Regarding the registration process of the navigation system, it has been shown to be erroneous as well. However, the accuracy is described as an angular deviation of about less than 1° [14]. As maximum deviation was found for the kinematically assessed femoral head centre, only cadavers with healthy hips were investigated. Additionally, great attention has been paid to not moving the pelvis during circumduction to improve accuracy [14,23,24,25,26]. The main advantage of the present study setting is that only one test set-up/registration procedure is required to investigate kinematics of healthy knees and knees after TKA: the necessary registration procedure of bony landmarks just has to be performed once, whereas kinematic motion can be compared directly without running the risk of creating registration errors between implantations. Any wrong assessments of landmarks, therefore, cause a systematic error that does not mandatorily influence relative measurements, which were used for present calculations. Additionally, the navigation device enables a precise component alignment, again being related to the coordinate system that is used for kinematic assessment. Kinematics of the knees can also be assessed by fluoroscopic 3D-matching techniques, which advantageously allow for investigations under weight-bearing conditions [27,28]. However, patients are exposed to radiation, and real-time kinematic examinations throughout flexion are not possible. Kinematic changes have to be re-assessed in every single radiograph, which is prone to measurement errors. It must also be stated that, in general, a comparison of published data is difficult because of the different definitions of kinematics and movement that are used. This phenomenon is referred to as ‘kinematic crosstalk’ [24].
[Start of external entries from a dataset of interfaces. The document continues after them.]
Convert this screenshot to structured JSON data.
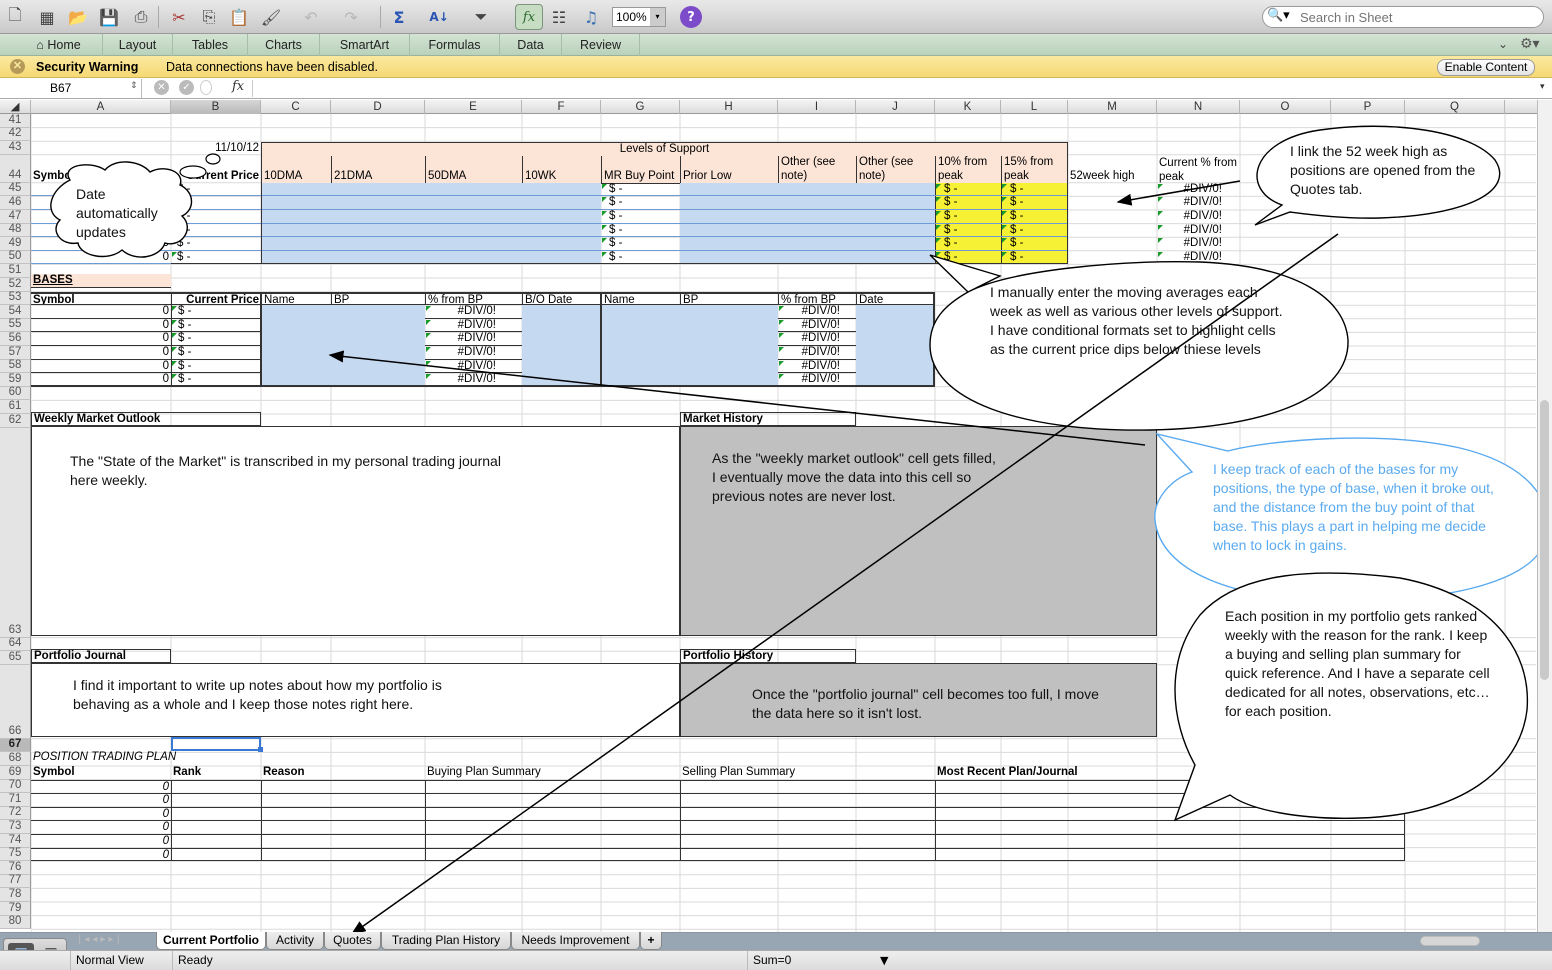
{
  "toolbar": {
    "icons": [
      "new-icon",
      "gallery-icon",
      "open-icon",
      "save-icon",
      "print-icon",
      "cut-icon",
      "copy-icon",
      "paste-icon",
      "format-painter-icon",
      "undo-icon",
      "redo-icon",
      "autosum-icon",
      "sort-icon",
      "filter-icon",
      "formula-builder-icon",
      "show-hide-icon",
      "media-browser-icon",
      "help-icon"
    ],
    "zoom": "100%",
    "search_placeholder": "Search in Sheet"
  },
  "ribbon": {
    "tabs": [
      "Home",
      "Layout",
      "Tables",
      "Charts",
      "SmartArt",
      "Formulas",
      "Data",
      "Review"
    ]
  },
  "security_bar": {
    "title": "Security Warning",
    "message": "Data connections have been disabled.",
    "button": "Enable Content"
  },
  "formula_bar": {
    "name_box": "B67",
    "fx": "fx",
    "value": ""
  },
  "columns": [
    "A",
    "B",
    "C",
    "D",
    "E",
    "F",
    "G",
    "H",
    "I",
    "J",
    "K",
    "L",
    "M",
    "N",
    "O",
    "P",
    "Q"
  ],
  "selected_column": "B",
  "rows": [
    "41",
    "42",
    "43",
    "44",
    "45",
    "46",
    "47",
    "48",
    "49",
    "50",
    "51",
    "52",
    "53",
    "54",
    "55",
    "56",
    "57",
    "58",
    "59",
    "60",
    "61",
    "62",
    "63",
    "64",
    "65",
    "66",
    "67",
    "68",
    "69",
    "70",
    "71",
    "72",
    "73",
    "74",
    "75",
    "76",
    "77",
    "78",
    "79",
    "80"
  ],
  "selected_row": "67",
  "support_table": {
    "date": "11/10/12",
    "group_header": "Levels of Support",
    "headers": {
      "symbol": "Symbol",
      "current_price": "Current Price",
      "c": "10DMA",
      "d": "21DMA",
      "e": "50DMA",
      "f": "10WK",
      "g": "MR Buy Point",
      "h": "Prior Low",
      "i": "Other (see note)",
      "j": "Other (see note)",
      "k": "10% from peak",
      "l": "15% from peak",
      "m": "52week high",
      "n": "Current % from peak"
    },
    "rows": [
      {
        "symbol": "0",
        "price": "$ -",
        "mr_buy": "$ -",
        "k": "$ -",
        "l": "$ -",
        "pct": "#DIV/0!"
      },
      {
        "symbol": "0",
        "price": "$ -",
        "mr_buy": "$ -",
        "k": "$ -",
        "l": "$ -",
        "pct": "#DIV/0!"
      },
      {
        "symbol": "0",
        "price": "$ -",
        "mr_buy": "$ -",
        "k": "$ -",
        "l": "$ -",
        "pct": "#DIV/0!"
      },
      {
        "symbol": "0",
        "price": "$ -",
        "mr_buy": "$ -",
        "k": "$ -",
        "l": "$ -",
        "pct": "#DIV/0!"
      },
      {
        "symbol": "0",
        "price": "$ -",
        "mr_buy": "$ -",
        "k": "$ -",
        "l": "$ -",
        "pct": "#DIV/0!"
      },
      {
        "symbol": "0",
        "price": "$ -",
        "mr_buy": "$ -",
        "k": "$ -",
        "l": "$ -",
        "pct": "#DIV/0!"
      }
    ]
  },
  "bases_table": {
    "title": "BASES",
    "headers": [
      "Symbol",
      "Current Price",
      "Name",
      "BP",
      "% from BP",
      "B/O Date",
      "Name",
      "BP",
      "% from BP",
      "Date"
    ],
    "rows": [
      {
        "symbol": "0",
        "price": "$ -",
        "pct1": "#DIV/0!",
        "pct2": "#DIV/0!"
      },
      {
        "symbol": "0",
        "price": "$ -",
        "pct1": "#DIV/0!",
        "pct2": "#DIV/0!"
      },
      {
        "symbol": "0",
        "price": "$ -",
        "pct1": "#DIV/0!",
        "pct2": "#DIV/0!"
      },
      {
        "symbol": "0",
        "price": "$ -",
        "pct1": "#DIV/0!",
        "pct2": "#DIV/0!"
      },
      {
        "symbol": "0",
        "price": "$ -",
        "pct1": "#DIV/0!",
        "pct2": "#DIV/0!"
      },
      {
        "symbol": "0",
        "price": "$ -",
        "pct1": "#DIV/0!",
        "pct2": "#DIV/0!"
      }
    ]
  },
  "sections": {
    "weekly_outlook_label": "Weekly Market Outlook",
    "weekly_outlook_text": "The \"State of the Market\" is transcribed in my personal trading journal here weekly.",
    "market_history_label": "Market History",
    "market_history_text": "As the \"weekly market outlook\" cell gets filled, I eventually move the data into this cell so previous notes are never lost.",
    "portfolio_journal_label": "Portfolio Journal",
    "portfolio_journal_text": "I find it important to write up notes about how my portfolio is behaving as a whole and I keep those notes right here.",
    "portfolio_history_label": "Portfolio History",
    "portfolio_history_text": "Once the \"portfolio journal\" cell becomes too full, I move the data here so it isn't lost."
  },
  "trading_plan": {
    "title": "POSITION TRADING PLAN",
    "headers": [
      "Symbol",
      "Rank",
      "Reason",
      "Buying Plan Summary",
      "Selling Plan Summary",
      "Most Recent Plan/Journal"
    ],
    "symbols": [
      "0",
      "0",
      "0",
      "0",
      "0",
      "0"
    ]
  },
  "callouts": {
    "date_cloud": "Date automatically updates",
    "link_52wk": "I link the 52 week high as positions are opened from the Quotes tab.",
    "moving_avgs": "I manually enter the moving averages each week as well as various other levels of support. I have conditional formats set to highlight cells as the current price dips below thiese levels",
    "bases_note": "I keep track of each of the bases for my positions, the type of base, when it broke out, and the distance from the buy point of that base. This plays a part in helping me decide when to lock in gains.",
    "ranking_note": "Each position in my portfolio gets ranked weekly with the reason for the rank.  I keep a buying and selling plan summary for quick reference. And I have a separate cell dedicated for all notes, observations, etc…for each position."
  },
  "colors": {
    "peach": "#fce4d6",
    "input_blue": "#c5d9f1",
    "highlight_yellow": "#f7f135",
    "history_gray": "#c0c0c0",
    "callout_blue": "#5aaaf0"
  },
  "sheet_tabs": [
    "Current Portfolio",
    "Activity",
    "Quotes",
    "Trading Plan History",
    "Needs Improvement"
  ],
  "active_sheet": "Current Portfolio",
  "status_bar": {
    "view": "Normal View",
    "status": "Ready",
    "sum": "Sum=0"
  }
}
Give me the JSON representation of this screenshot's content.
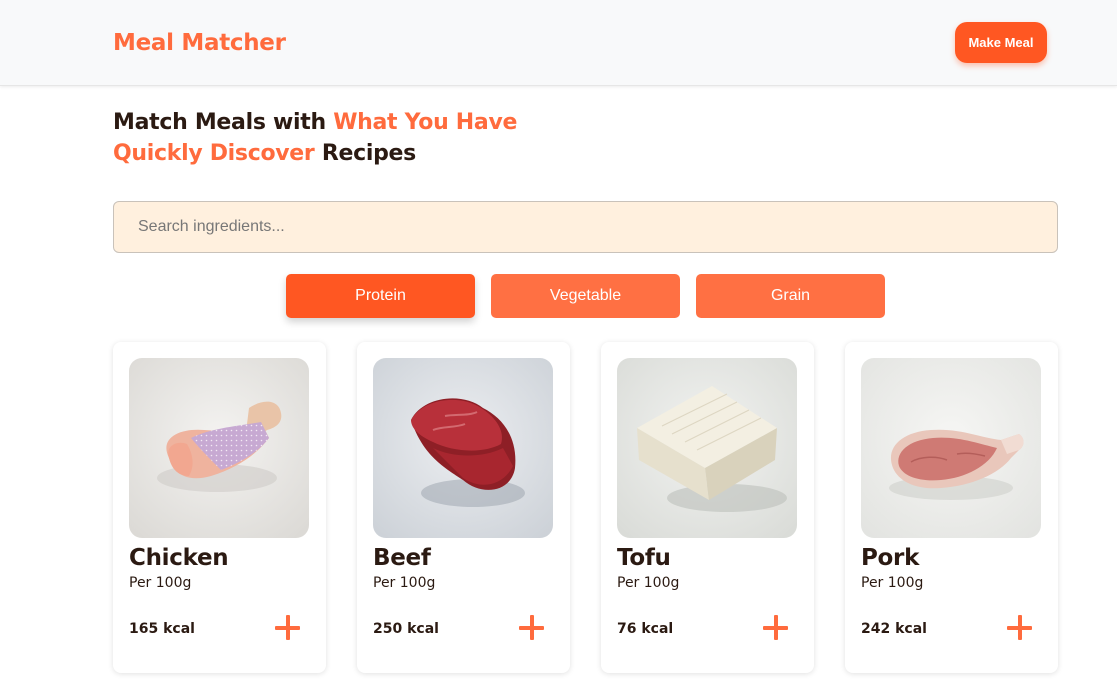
{
  "header": {
    "brand": "Meal Matcher",
    "make_meal_label": "Make Meal"
  },
  "hero": {
    "line1_dark": "Match Meals with ",
    "line1_accent": "What You Have",
    "line2_accent": "Quickly Discover",
    "line2_dark": " Recipes"
  },
  "search": {
    "placeholder": "Search ingredients...",
    "value": ""
  },
  "filters": [
    {
      "label": "Protein",
      "active": true
    },
    {
      "label": "Vegetable",
      "active": false
    },
    {
      "label": "Grain",
      "active": false
    }
  ],
  "ingredients": [
    {
      "name": "Chicken",
      "serving": "Per 100g",
      "kcal": "165 kcal",
      "image": "raw-chicken-drumstick"
    },
    {
      "name": "Beef",
      "serving": "Per 100g",
      "kcal": "250 kcal",
      "image": "raw-beef-steak"
    },
    {
      "name": "Tofu",
      "serving": "Per 100g",
      "kcal": "76 kcal",
      "image": "tofu-block"
    },
    {
      "name": "Pork",
      "serving": "Per 100g",
      "kcal": "242 kcal",
      "image": "raw-pork-chop"
    }
  ],
  "colors": {
    "accent": "#ff6b3d",
    "button": "#ff5722",
    "search_bg": "#fff0de",
    "text_dark": "#2b1a12"
  },
  "icons": {
    "add": "plus-icon"
  }
}
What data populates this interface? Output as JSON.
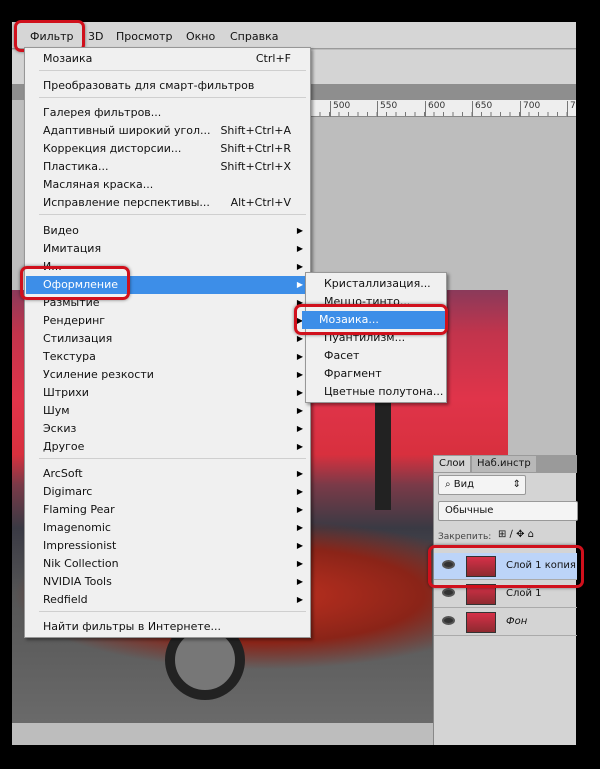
{
  "menubar": {
    "items": [
      "Фильтр",
      "3D",
      "Просмотр",
      "Окно",
      "Справка"
    ]
  },
  "ruler": {
    "ticks": [
      "500",
      "550",
      "600",
      "650",
      "700",
      "7"
    ]
  },
  "filter_menu": {
    "items": [
      {
        "label": "Мозаика",
        "shortcut": "Ctrl+F"
      },
      {
        "label": "Преобразовать для смарт-фильтров"
      },
      {
        "label": "Галерея фильтров..."
      },
      {
        "label": "Адаптивный широкий угол...",
        "shortcut": "Shift+Ctrl+A"
      },
      {
        "label": "Коррекция дисторсии...",
        "shortcut": "Shift+Ctrl+R"
      },
      {
        "label": "Пластика...",
        "shortcut": "Shift+Ctrl+X"
      },
      {
        "label": "Масляная краска..."
      },
      {
        "label": "Исправление перспективы...",
        "shortcut": "Alt+Ctrl+V"
      },
      {
        "label": "Видео",
        "submenu": true
      },
      {
        "label": "Имитация",
        "submenu": true
      },
      {
        "label": "И...",
        "submenu": true
      },
      {
        "label": "Оформление",
        "submenu": true,
        "highlighted": true
      },
      {
        "label": "Размытие",
        "submenu": true
      },
      {
        "label": "Рендеринг",
        "submenu": true
      },
      {
        "label": "Стилизация",
        "submenu": true
      },
      {
        "label": "Текстура",
        "submenu": true
      },
      {
        "label": "Усиление резкости",
        "submenu": true
      },
      {
        "label": "Штрихи",
        "submenu": true
      },
      {
        "label": "Шум",
        "submenu": true
      },
      {
        "label": "Эскиз",
        "submenu": true
      },
      {
        "label": "Другое",
        "submenu": true
      },
      {
        "label": "ArcSoft",
        "submenu": true
      },
      {
        "label": "Digimarc",
        "submenu": true
      },
      {
        "label": "Flaming Pear",
        "submenu": true
      },
      {
        "label": "Imagenomic",
        "submenu": true
      },
      {
        "label": "Impressionist",
        "submenu": true
      },
      {
        "label": "Nik Collection",
        "submenu": true
      },
      {
        "label": "NVIDIA Tools",
        "submenu": true
      },
      {
        "label": "Redfield",
        "submenu": true
      },
      {
        "label": "Найти фильтры в Интернете..."
      }
    ]
  },
  "submenu": {
    "items": [
      {
        "label": "Кристаллизация..."
      },
      {
        "label": "Меццо-тинто..."
      },
      {
        "label": "Мозаика...",
        "highlighted": true
      },
      {
        "label": "Пуантилизм..."
      },
      {
        "label": "Фасет"
      },
      {
        "label": "Фрагмент"
      },
      {
        "label": "Цветные полутона..."
      }
    ]
  },
  "layers_panel": {
    "tabs": [
      "Слои",
      "Наб.инстр"
    ],
    "filter": "Вид",
    "blend_mode": "Обычные",
    "lock_label": "Закрепить:",
    "layers": [
      {
        "name": "Слой 1 копия",
        "selected": true
      },
      {
        "name": "Слой 1"
      },
      {
        "name": "Фон"
      }
    ]
  },
  "colors": {
    "highlight": "#3d8ee8",
    "annotation": "#d0101c",
    "selected_layer": "#bcd4f8"
  }
}
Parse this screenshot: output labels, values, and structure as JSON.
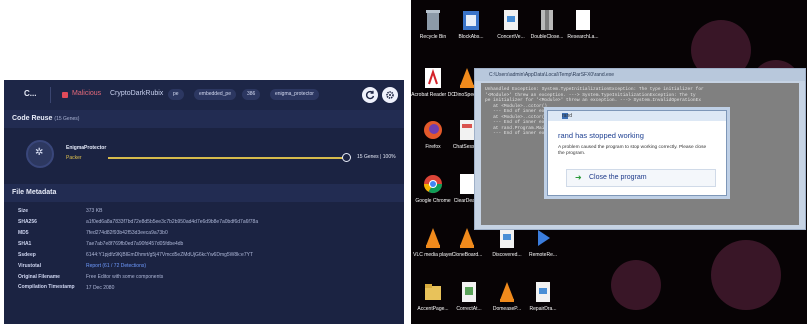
{
  "left_panel": {
    "back_label": "C...",
    "malicious_label": "Malicious",
    "file_name": "CryptoDarkRubix",
    "tags": [
      "pe",
      "embedded_pe",
      "386",
      "enigma_protector"
    ],
    "code_reuse": {
      "title": "Code Reuse",
      "count_label": "(15 Genes)",
      "item_name": "EnigmaProtector",
      "item_type": "Packer",
      "value_label": "15 Genes | 100%",
      "percent": 100
    },
    "file_metadata": {
      "title": "File Metadata",
      "rows": [
        {
          "key": "Size",
          "value": "373 KB"
        },
        {
          "key": "SHA256",
          "value": "a1f0ed6a8a7833f7bd72e8d5b5ee3c7b2b950ad4d7e6d9b8e7a0bdf6d7a6f78a"
        },
        {
          "key": "MD5",
          "value": "7fed274d82f93b42f53d3eeca9a73b0"
        },
        {
          "key": "SHA1",
          "value": "7ae7ab7e8f769fb0ed7a90fd457d05fdbe4db"
        },
        {
          "key": "Ssdeep",
          "value": "6144:Y1pjdfz9KjBIEmDhmrt/g5j47Vmcd5eZMdUjG6kcYw6Dmg5W8k:e7YT"
        },
        {
          "key": "Virustotal",
          "value": "Report (61 / 72 Detections)",
          "link": true
        },
        {
          "key": "Original Filename",
          "value": "Free Editor with some components"
        },
        {
          "key": "Compilation Timestamp",
          "value": "17 Dec 2080"
        }
      ]
    }
  },
  "right_panel": {
    "desktop_icons": [
      {
        "label": "Recycle Bin"
      },
      {
        "label": "BlockAbs..."
      },
      {
        "label": "ConcertVe..."
      },
      {
        "label": "DoubleClose..."
      },
      {
        "label": "ResearchLa..."
      },
      {
        "label": "Acrobat Reader DC"
      },
      {
        "label": "DinoSpee..."
      },
      {
        "label": "Firefox"
      },
      {
        "label": "ChatSession"
      },
      {
        "label": "Google Chrome"
      },
      {
        "label": "ClearDeal..."
      },
      {
        "label": "VLC media player"
      },
      {
        "label": "CloneBoard..."
      },
      {
        "label": "Discovered..."
      },
      {
        "label": "RemoteRe..."
      },
      {
        "label": "AccentPage..."
      },
      {
        "label": "CorrectAt..."
      },
      {
        "label": "DomeaseP..."
      },
      {
        "label": "RepairDra..."
      }
    ],
    "cmd_window": {
      "title": "C:\\Users\\admin\\AppData\\Local\\Temp\\RarSFX0\\rand.exe",
      "lines": [
        "Unhandled Exception: System.TypeInitializationException: The type initializer for",
        "'<Module>' threw an exception. ---> System.TypeInitializationException: The ty",
        "pe initializer for '<Module>' threw an exception. ---> System.InvalidOperationEx",
        "   at <Module>..cctor()",
        "   --- End of inner exception stack trace ---",
        "   at <Module>..cctor()",
        "   --- End of inner exception stack trace ---",
        "   at rand.Program.Main(String[] args)",
        "   --- End of inner exception stack trace ---"
      ]
    },
    "dialog": {
      "title": "rand",
      "heading": "rand has stopped working",
      "message": "A problem caused the program to stop working correctly. Please close the program.",
      "button_label": "Close the program"
    }
  }
}
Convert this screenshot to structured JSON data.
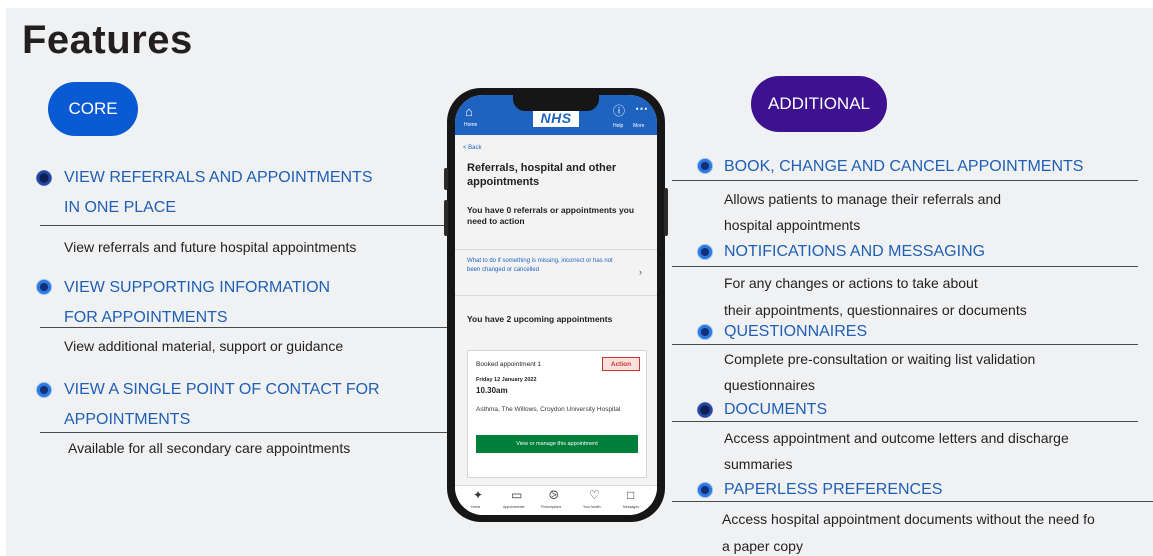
{
  "title": "Features",
  "core": {
    "pill": "CORE",
    "items": [
      {
        "heading_line1": "VIEW REFERRALS AND APPOINTMENTS",
        "heading_line2": "IN ONE PLACE",
        "description": "View referrals and future hospital appointments"
      },
      {
        "heading_line1": "VIEW SUPPORTING INFORMATION",
        "heading_line2": "FOR APPOINTMENTS",
        "description": "View additional material, support or guidance"
      },
      {
        "heading_line1": "VIEW A SINGLE POINT OF CONTACT FOR",
        "heading_line2": "APPOINTMENTS",
        "description": "Available for all secondary care appointments"
      }
    ]
  },
  "additional": {
    "pill": "ADDITIONAL",
    "items": [
      {
        "heading": "BOOK, CHANGE AND CANCEL APPOINTMENTS",
        "description_line1": "Allows patients to manage their referrals and",
        "description_line2": "hospital appointments"
      },
      {
        "heading": "NOTIFICATIONS AND MESSAGING",
        "description_line1": "For any changes or actions to take about",
        "description_line2": "their appointments, questionnaires or documents"
      },
      {
        "heading": "QUESTIONNAIRES",
        "description_line1": "Complete pre-consultation or waiting list validation",
        "description_line2": "questionnaires"
      },
      {
        "heading": "DOCUMENTS",
        "description_line1": "Access appointment and outcome letters and discharge",
        "description_line2": "summaries"
      },
      {
        "heading": "PAPERLESS PREFERENCES",
        "description_line1": "Access hospital appointment documents without the need fo",
        "description_line2": "a paper copy"
      }
    ]
  },
  "phone": {
    "header": {
      "home_label": "Home",
      "logo": "NHS",
      "help_label": "Help",
      "more_label": "More"
    },
    "back": "< Back",
    "title": "Referrals, hospital and other appointments",
    "referrals_status": "You have 0 referrals or appointments you need to action",
    "missing_link": "What to do if something is missing, incorrect or has not been changed or cancelled",
    "upcoming_status": "You have 2 upcoming appointments",
    "card": {
      "title": "Booked appointment 1",
      "tag": "Action",
      "date": "Friday 12 January 2022",
      "time": "10.30am",
      "location": "Asthma, The Willows, Croydon University Hospital",
      "button": "View or manage this appointment"
    },
    "tabs": [
      {
        "label": "Home",
        "icon": "stethoscope-icon"
      },
      {
        "label": "Appointments",
        "icon": "tablet-icon"
      },
      {
        "label": "Prescriptions",
        "icon": "pill-icon"
      },
      {
        "label": "Your health",
        "icon": "heart-icon"
      },
      {
        "label": "Messages",
        "icon": "message-icon"
      }
    ]
  },
  "colors": {
    "core_pill": "#0a5bd3",
    "additional_pill": "#3d1190",
    "heading": "#1f5fb6",
    "nhs_blue": "#1e63bf",
    "nhs_green": "#007f3b"
  }
}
In the present study, only one implant and one surgical technique were used. The results might not be applicable to other implants and surgical techniques.

In future, we need further insights in order to evaluate the violation of Burmester’s law with other surgical techniques, i.e., kinematic alignment and taking into account the activity of the muscles. We also have to verify the corrective effects of knee prosthesis in pathological knees with varus/valgus deformity, in which Burmester’s law is probably already violated in pre-surgical phase.

5. Conclusions

In the present study, the positions of the medial and lateral epicondyles were changed after total knee arthroplasty. Both the medial and lateral epicondyles were shifted laterally in relation to the tibia between 0 and 40° of flexion. Additionally, the lateral condyle showed a significant dorsal and proximal shift during the first 30° of flexion. This might be the result of implant geometry neglecting natural anatomy as well as surgical technique. As a consequence, the law of Burmester, which shows a close relation between the course of collateral and cruciate ligaments and the articular surface, might be violated. This might be one reason for the impairment in motion and the instability of knees (mid-flexion instability) after TKA.